On non-vanishing of cohomologies of generalized Raynaud polarized surfaces

TL;DR

This paper investigates the non-vanishing of certain cohomology groups on generalized Raynaud surfaces in positive characteristic, extending known results and identifying new polarizations with similar properties.

Contribution

It introduces a family of extended Raynaud surfaces with specific polarizations and analyzes their cohomology, including non-Mumford-Szpiro types, revealing new non-vanishing phenomena.

Findings

Computed cohomologies H^i(X, Z^n) for the surfaces.

Identified conditions for non-vanishing of H^1(X, Z^{-1}).

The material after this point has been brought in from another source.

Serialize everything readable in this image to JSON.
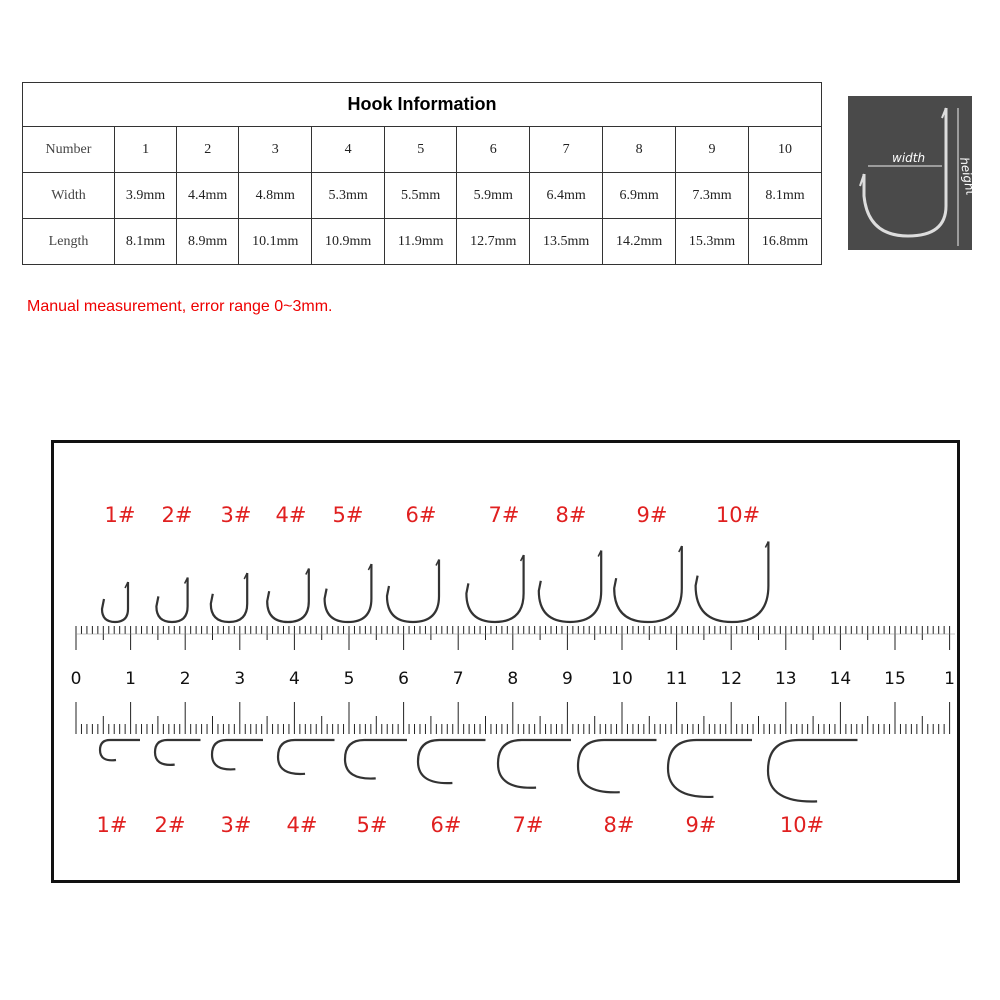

Presented a large family of polarizations with Kodaira non-vanishing.

Abstract

We consider a family of slightly extended version of the Raynaud's surfaces X over the field of positive characteristic with Mumford-Szpiro type polarizations Z, which have Kodaira non-vanishing H^1(X, Z^{-1})\ne 0. The surfaces are at least normal but smooth under a special condition. We compute the cohomologies H^i(X, Z^n), for intergers i and n, and study their (non-)vanishing. Finally, we give a fairly large family of non Mumford-Szpiro type polarizations Z_{a,b} with Kodaira non-vanishing.